While it can be scary to see your savings losing half their value, markets always rebound and good companies inevitably thrive. Setting long-term goals when it comes to financial matters is essential for this kind of resistance to short-termism.
It’s why none of the biggest investors jumped on the Gamestop hype train when that was getting out of control in 2020. It’s also why investors didn’t react to the COVID-19 crash. They saw value in the market and stuck with it.
Young people should also build a financial safety cushion for themselves to deal with career changes. Having extra money enables individuals to switch jobs and find meaningful work they enjoy instead of taking the first paycheck that comes their way.

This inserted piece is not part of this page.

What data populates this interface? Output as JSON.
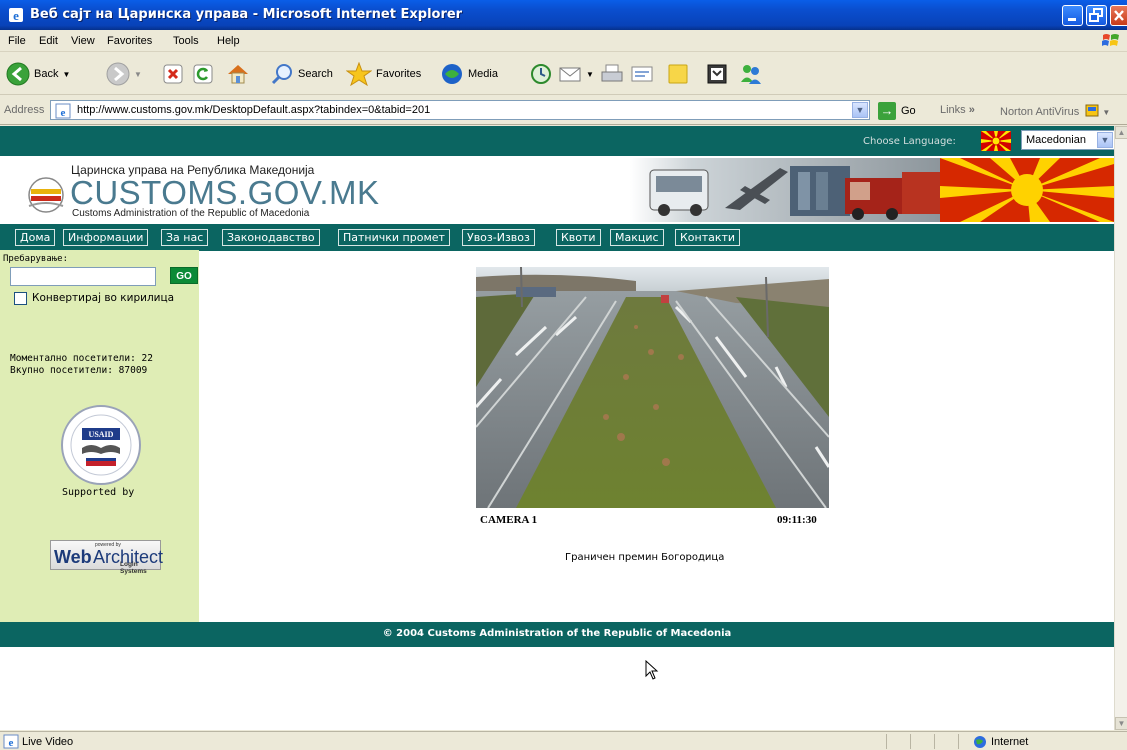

Career changes can take time and often require significant retraining. If this training takes a couple of years, then individuals need substantial funds they can draw on to make the move. Drawing down on this money in this case can help secure a long-term future.
Financial Matters & Longer Lifespan
Longer lives could also be a reason young people should take the long view. People born after 2000 are highly likely to see the year 2100 as technology improves. At the moment, we don’t know just how much longer the average person will live.
Life expectancies are declining in the West because of poor dietary and lifestyle habits, but that is likely to go into reverse again, with an upward trend mirroring that of the 20th century when cities began benefiting from public sanitation and proper medical facilities.
Life may double in length over the next century if the science of longevity progresses. Supplements, drugs, and genetic reprogramming could have a potent effect, leading to the need for more retirement savings to enjoy a longer, healthier life post-work.
Finally, starting young with getting to know about financial matters and taxes is important and will save you money and headaches in the long run. First of, starting early is more tax-efficient than leaving it until later.
That’s because the government limits the amount of money you can put into tax-efficient accounts annually. Using your allocation for more years secures a more substantial retirement fund in the future.